To lower your risk of getting these infections after surgery, doctors usually give antibiotics before the surgery, clean the surgical area thoroughly, use specific tools during surgery, and clean inside your abdomen. The order and timing of closing your surgical cut doesn’t really matter when it comes to infection rates. A laparoscopic appendectomy, which is a surgery method using small cuts and a camera, reduces the risk of wound infection but can increase the chances of getting an infection inside your abdomen and pelvis.
About 9.4% of people who had a complicated appendectomy might develop a pelvic abscess, a pocket of pus in the pelvic area, after their surgery. Doctors recommend several measures to reduce this, including cleaning inside your abdomen during the surgery. However, no single method has shown to be more effective than the others.
A rare issue called stump appendicitis can happen when not enough of the appendix is removed and a long “stump” remains in the body. This is most common in cases of a burst appendix. Removing enough of the appendix so that less than 5 mm is left behind can help prevent this.
On the whole, the risk of death due to an appendectomy is quite low. It’s considered a generally safe surgery. However, death rates can change based on where you live, with developed countries having a lower rate (0.09% to 0.24%) compared to developing countries (1% to 4%).
What Else Should I Know About Appendectomy?
Your appendix could rupture or “perforate” within 36 hours from when it starts to get inflamed or swollen, typically known as appendicitis. This risk increases by 5% every 12 hours. That’s why it’s so vital to get a speedy diagnosis and removal (appendectomy) of your appendix if you have appendicitis.
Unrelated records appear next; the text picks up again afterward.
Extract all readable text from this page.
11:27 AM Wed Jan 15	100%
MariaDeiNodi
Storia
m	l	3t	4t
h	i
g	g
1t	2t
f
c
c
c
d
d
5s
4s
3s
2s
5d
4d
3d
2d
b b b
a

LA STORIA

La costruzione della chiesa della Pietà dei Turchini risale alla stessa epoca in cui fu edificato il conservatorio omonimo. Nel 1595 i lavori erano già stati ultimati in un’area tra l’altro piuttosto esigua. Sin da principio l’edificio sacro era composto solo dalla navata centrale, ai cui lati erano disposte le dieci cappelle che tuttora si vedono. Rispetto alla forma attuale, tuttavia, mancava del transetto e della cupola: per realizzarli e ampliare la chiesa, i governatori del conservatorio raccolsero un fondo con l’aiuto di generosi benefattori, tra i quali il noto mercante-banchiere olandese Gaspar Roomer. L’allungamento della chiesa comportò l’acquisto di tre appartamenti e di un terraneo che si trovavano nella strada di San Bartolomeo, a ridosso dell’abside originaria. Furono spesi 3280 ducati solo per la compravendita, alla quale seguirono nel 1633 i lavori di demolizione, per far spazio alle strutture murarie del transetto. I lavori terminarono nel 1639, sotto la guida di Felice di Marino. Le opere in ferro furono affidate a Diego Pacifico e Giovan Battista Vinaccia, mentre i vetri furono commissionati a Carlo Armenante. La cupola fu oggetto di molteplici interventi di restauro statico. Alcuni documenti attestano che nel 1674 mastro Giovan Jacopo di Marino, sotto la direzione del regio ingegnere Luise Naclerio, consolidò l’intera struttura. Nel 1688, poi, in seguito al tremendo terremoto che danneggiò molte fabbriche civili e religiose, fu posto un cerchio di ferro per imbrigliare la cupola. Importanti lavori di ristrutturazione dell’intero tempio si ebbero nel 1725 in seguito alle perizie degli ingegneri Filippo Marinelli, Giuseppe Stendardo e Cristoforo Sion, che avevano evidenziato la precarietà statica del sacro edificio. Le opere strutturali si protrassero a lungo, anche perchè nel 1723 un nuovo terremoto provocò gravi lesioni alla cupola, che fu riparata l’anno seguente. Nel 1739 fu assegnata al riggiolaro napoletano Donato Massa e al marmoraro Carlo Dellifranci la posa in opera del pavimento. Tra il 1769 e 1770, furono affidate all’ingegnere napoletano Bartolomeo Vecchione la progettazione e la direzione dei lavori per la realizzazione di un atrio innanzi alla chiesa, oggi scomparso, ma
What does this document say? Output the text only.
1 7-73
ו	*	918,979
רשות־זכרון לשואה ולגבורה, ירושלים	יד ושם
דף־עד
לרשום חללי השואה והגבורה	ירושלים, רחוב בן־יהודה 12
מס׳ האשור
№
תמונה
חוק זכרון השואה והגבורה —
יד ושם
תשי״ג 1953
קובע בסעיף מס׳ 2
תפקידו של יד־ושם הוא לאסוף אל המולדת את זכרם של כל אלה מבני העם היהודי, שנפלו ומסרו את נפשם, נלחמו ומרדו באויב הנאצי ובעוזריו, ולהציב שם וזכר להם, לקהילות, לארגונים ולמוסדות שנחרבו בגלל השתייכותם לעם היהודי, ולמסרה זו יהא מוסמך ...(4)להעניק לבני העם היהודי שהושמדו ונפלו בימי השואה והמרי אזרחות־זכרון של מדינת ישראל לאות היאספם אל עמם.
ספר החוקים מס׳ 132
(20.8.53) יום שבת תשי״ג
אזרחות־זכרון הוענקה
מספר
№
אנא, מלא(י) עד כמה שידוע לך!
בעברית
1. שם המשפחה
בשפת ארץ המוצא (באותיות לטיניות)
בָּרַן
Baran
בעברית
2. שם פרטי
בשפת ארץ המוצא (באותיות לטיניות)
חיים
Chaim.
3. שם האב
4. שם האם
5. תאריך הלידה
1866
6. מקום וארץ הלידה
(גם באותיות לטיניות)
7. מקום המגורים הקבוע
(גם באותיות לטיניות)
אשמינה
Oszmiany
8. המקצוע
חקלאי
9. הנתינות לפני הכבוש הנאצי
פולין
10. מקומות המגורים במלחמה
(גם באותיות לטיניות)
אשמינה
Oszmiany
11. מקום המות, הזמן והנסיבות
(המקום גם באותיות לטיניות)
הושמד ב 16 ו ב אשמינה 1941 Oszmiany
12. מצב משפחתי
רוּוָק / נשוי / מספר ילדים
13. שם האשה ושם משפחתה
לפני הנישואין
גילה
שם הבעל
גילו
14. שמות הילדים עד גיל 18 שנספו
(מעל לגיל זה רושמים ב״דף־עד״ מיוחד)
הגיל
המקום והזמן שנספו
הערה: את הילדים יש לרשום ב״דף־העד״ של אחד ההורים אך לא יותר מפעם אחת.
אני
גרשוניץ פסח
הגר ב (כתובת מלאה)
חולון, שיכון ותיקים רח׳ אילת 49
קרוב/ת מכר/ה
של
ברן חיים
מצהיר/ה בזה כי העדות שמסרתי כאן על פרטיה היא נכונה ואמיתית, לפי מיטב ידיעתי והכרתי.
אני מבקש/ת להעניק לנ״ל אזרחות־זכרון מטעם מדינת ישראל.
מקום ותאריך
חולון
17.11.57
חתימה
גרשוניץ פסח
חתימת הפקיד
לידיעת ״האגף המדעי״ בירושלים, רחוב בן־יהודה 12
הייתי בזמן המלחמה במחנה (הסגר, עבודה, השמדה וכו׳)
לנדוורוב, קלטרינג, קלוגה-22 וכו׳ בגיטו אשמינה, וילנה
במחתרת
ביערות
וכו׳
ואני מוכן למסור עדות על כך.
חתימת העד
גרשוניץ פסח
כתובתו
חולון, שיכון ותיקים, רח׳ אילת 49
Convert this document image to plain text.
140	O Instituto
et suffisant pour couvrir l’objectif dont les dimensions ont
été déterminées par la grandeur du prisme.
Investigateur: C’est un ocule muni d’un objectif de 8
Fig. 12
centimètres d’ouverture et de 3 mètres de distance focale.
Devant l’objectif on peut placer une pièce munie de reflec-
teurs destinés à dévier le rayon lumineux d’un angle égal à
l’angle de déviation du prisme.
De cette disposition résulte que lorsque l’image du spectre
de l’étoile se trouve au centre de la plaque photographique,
If you have an appendectomy due to appendicitis (that wasn’t complicated or perforated), it’s important to follow a diet of clear liquids, before gradually going back to your usual diet after the surgery. Usually, you won’t need antibiotics after the surgery. Most people are ready to leave the hospital one to two days after their surgery. It’s also possible that you could leave the hospital the same day you have your surgery if you had it done laparoscopically – a type of surgery that uses small cuts instead of one large one.
Now, if your appendicitis was complicated, meaning if your appendix ruptured or there were other complications, you would need to stay in the hospital for around 5 to 7 days after your appendectomy. This period allows you to fully handle a regular diet again, which is a good measure of your recovery. Usually, you will also take antibiotics for 3 to 5 days after your operation.
Laparoscopic appendectomy is considered better than open appendectomy (which involves a larger incision), as it often results in fewer infections and a shorter hospital stay. Converting a laparoscopic procedure to an open one depends on several factors, like the surgeon’s judgement and skills, equipment availability, and your fitness for the surgery. This method is safe and effective for uncomplicated appendicitis and can also be done if your appendix has ruptured.
Even if your appendix looks normal during the operation, the surgeon may decide to remove it based on your specific case. This is because an appendix that looks normal can still show signs of disease under a microscope – this is observed in about 40% of people suspected to have acute appendicitis.
Importantly, laparoscopic appendectomy is generally the preferred method for older patients (those over 65), where it has been shown to have fewer complications and deaths than an open appendectomy. It can also be safely performed in children and pregnant women. In fact, many consider it to be the standard procedure for pregnant women with suspected appendicitis.